Monday, 13 July 2020


METAFISICAS CANIBAIS: ELEMENTOS PARA UMA ANTROPOLIA POS-ESTRUTURAL ...

O antropólogo brasileiro Eduardo Viveiros de Castro especialista das comunidades ameríndias da Amazónia, onde passou muito tempo, convida-nos, sob o lema do “perspectivismo”, a levar a sério o pensamento indígena, especialmente no que diz respeito à ligação e interacção com a natureza. Uma das suas obras mais emblemáticas é Metafísicas Canibais (Ubu Editora, 2018).

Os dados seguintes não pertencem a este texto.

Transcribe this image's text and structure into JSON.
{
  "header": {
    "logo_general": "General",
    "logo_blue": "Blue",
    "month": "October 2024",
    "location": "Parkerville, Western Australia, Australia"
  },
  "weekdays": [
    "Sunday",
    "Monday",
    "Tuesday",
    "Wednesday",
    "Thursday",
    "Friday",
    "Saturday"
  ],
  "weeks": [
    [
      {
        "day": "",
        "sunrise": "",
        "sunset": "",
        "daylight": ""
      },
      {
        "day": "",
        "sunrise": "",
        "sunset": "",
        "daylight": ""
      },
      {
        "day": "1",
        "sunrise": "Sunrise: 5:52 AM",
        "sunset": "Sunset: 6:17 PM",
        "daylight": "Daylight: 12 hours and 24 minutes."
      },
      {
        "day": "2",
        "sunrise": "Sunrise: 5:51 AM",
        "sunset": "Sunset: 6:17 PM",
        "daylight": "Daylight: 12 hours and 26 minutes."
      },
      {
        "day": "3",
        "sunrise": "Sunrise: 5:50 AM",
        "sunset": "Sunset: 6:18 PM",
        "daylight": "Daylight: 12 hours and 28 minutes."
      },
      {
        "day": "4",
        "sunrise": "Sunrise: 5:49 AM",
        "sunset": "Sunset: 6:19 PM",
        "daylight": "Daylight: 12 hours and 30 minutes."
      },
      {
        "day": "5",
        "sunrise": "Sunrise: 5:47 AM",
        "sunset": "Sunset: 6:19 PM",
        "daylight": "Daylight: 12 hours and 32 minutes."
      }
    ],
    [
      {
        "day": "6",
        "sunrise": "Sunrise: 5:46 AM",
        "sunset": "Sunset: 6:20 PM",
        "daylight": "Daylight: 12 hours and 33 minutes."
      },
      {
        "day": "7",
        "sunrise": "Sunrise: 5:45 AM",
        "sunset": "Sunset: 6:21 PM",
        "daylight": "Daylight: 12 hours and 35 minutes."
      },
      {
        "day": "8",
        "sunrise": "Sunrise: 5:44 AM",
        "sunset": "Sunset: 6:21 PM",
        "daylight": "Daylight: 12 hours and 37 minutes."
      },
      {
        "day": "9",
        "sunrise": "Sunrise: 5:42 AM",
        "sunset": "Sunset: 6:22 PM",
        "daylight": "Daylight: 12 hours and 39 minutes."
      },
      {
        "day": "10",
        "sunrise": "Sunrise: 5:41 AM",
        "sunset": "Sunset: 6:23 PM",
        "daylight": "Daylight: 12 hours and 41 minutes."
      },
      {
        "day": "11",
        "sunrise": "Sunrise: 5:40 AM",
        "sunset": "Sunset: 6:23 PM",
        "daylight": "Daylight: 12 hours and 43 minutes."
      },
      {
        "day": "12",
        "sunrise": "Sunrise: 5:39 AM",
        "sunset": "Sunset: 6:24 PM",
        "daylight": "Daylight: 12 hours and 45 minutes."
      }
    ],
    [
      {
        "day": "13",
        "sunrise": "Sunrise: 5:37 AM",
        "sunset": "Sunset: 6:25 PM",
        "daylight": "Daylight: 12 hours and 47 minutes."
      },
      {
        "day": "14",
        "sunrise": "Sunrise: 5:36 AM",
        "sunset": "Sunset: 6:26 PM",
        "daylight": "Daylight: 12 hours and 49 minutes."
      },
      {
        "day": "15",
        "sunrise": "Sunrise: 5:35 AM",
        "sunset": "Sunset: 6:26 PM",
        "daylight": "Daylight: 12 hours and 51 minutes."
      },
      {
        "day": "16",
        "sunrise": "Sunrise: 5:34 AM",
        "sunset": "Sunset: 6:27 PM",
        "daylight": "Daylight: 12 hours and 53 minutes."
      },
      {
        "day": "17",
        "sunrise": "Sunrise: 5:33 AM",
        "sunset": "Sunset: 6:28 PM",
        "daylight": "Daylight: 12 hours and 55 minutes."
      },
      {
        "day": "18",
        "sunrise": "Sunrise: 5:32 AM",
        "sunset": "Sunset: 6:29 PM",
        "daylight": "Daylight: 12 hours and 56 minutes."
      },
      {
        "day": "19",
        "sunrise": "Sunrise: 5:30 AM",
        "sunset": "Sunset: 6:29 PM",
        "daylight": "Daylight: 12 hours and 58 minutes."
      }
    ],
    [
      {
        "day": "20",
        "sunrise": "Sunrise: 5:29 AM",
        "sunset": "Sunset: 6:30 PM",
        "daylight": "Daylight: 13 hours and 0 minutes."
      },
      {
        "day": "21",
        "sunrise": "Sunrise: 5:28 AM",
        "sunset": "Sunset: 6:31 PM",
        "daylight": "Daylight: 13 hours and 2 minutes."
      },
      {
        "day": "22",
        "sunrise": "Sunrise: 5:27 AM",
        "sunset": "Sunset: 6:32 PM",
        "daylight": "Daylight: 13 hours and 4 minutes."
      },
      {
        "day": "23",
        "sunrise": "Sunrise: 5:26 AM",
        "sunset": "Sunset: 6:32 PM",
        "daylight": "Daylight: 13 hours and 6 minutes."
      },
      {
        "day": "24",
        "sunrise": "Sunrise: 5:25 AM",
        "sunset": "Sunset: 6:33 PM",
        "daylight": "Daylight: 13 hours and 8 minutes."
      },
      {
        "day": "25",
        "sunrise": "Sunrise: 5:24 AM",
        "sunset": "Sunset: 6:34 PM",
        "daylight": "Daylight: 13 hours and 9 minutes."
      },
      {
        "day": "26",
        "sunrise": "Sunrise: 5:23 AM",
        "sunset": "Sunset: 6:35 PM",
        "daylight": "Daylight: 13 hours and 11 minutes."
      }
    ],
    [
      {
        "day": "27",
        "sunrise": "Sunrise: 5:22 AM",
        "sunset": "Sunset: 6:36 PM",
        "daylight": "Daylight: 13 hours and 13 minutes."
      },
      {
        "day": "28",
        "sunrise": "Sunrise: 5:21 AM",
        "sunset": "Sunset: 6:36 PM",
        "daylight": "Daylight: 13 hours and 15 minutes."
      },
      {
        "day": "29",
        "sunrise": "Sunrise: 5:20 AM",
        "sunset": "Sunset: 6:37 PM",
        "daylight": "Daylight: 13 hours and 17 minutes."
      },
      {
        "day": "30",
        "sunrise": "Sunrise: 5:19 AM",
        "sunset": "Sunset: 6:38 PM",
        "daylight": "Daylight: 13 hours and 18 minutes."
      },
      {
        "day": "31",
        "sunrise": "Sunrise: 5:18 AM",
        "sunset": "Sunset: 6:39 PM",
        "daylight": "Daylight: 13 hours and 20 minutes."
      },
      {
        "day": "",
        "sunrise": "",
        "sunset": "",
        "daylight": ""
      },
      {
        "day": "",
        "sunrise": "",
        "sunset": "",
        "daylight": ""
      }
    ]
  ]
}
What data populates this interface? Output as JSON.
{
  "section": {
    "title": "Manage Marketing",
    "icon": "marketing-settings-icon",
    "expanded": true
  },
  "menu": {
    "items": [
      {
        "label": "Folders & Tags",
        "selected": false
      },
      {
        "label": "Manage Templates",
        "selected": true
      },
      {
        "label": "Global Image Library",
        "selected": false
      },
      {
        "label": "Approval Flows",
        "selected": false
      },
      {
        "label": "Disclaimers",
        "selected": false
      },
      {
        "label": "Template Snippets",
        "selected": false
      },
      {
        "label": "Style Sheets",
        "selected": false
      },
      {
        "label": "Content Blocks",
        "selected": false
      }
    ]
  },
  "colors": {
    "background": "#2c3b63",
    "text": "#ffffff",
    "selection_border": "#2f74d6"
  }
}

 Numa entrevista que deu recentemente a uma revista francesa chama a atenção para o facto de que, à medida que o Brasil se torna um dos principais focos da pandemia do Covid-19, a pandemia faz de todos nós "índios", expropriados das nossas terras e dos nossos corpos. Esta epidemia está ligada aos acontecimentos que desencadearam o Antropoceno. Desflorestação, aumento do comércio transcontinental, movimento dos seres humanos no mundo, propagação de monoculturas (vegetais e animais), intensificação das relações entre as espécies humanas e outras espécies animais, especialmente as selvagens... tudo isto cria novas gerações de pandemias. A seu ver, a crise Covid-19 é uma antecipação da grande catástrofe climática que nos espera, um atalho para o que provavelmente acontecerá nas próximas décadas. Dá-nos um vislumbre dos efeitos multiplicados do Antropoceno na migração, no reabastecimento e na vida económica. O Antropoceno é um facto social e ecológico "total", como diria Marcel Mauss. Produz eventos “totais”.
 Historicamente, os índios são “peritos” em epidemias, foram dizimados quando os colonizadores europeus chegaram. Hoje, grupos indígenas isolados devem ser distinguidos daqueles que têm contacto regular com a sociedade envolvente. Têm a mesma resistência imune que os não nativos, são tão vulneráveis como nós à Covid-19. As populações isoladas, por outro lado, são muito mais vulneráveis. Os números dizem-nos que, dos 300 povos oficialmente reconhecidos como indígenas, 34, ou pouco mais de 10%, já estariam afetados. E acredita-se que existam 308 indígenas já infetados, incluindo 80 mortos. Mas também aqui os números são provavelmente subestimados. O estado do Amazonas é o terceiro estado mais afetado pela pandemia, com apenas um décimo da população de São Paulo, o estado mais afetado, sendo que os outros estados mais atingidos são o Rio e o Ceará, este último no nordeste do país.
O Amazonas está a ser devastado. E não apenas as cidades da Amazónia. A doença também se espalha na floresta. Com a contenção, as ONG que protegiam estes territórios deixaram de vir. Regiões inteiras estão a ser invadidas por mineiros de ouro, por exploração clandestina e pelos missionários evangélicos, a quem Bolsonaro deu carta branca para se infiltrar nas terras nativas. Segundo Viveiros de Castro este presidente de pesadelo está a tentar aprovar decretos para legalizar a apropriação ilegal de terras. Um ditado brasileiro é que o dono das terras na Amazónia é quem a desfloresta. Até agora, tem sido uma prática generalizada, mas ilegal, o que não significava muito em termos práticos, mas mesmo assim... No entanto, o governo está em vias de legalizar um processo de auto-declaração em que seria suficiente para os invasores declararem-se proprietários de terras. O Brasil está a cair numa anomia, numa desintegração social no sentido em que Émile Durkheim falava. Há muito tempo que dura uma campanha de extermínio cultural contra os nativos. É como se o Covid-19 tivesse aberto a perspetiva de um extermínio físico definitivo.
No passado, os índios do Brasil quase desapareceram em resultado das epidemias que os colonizadores europeus lhes tinham passado. Há alguma lição a aprender com esta experiência trágica do passado?  Nas Saudades do Brasil (Companhia das Letras, 1994), Claude Lévi-Strauss afirmou que estávamos a caminho de nos tornarmos índios: “Expropriados da nossa cultura, despojados dos valores por que estávamos apaixonados - a pureza da água e do ar, as graças da natureza, a diversidade das espécies animais e vegetais - todos nós somos agora índios, estamos a fazer connosco mesmos o que fizemos com eles.” É mais verdade do que nunca. Estamos a experienciar através da nossa própria ação, aquilo por que os índios passaram. Não vamos perder, como eles, 90% da nossa população, mas os efeitos serão profundos e duradouros.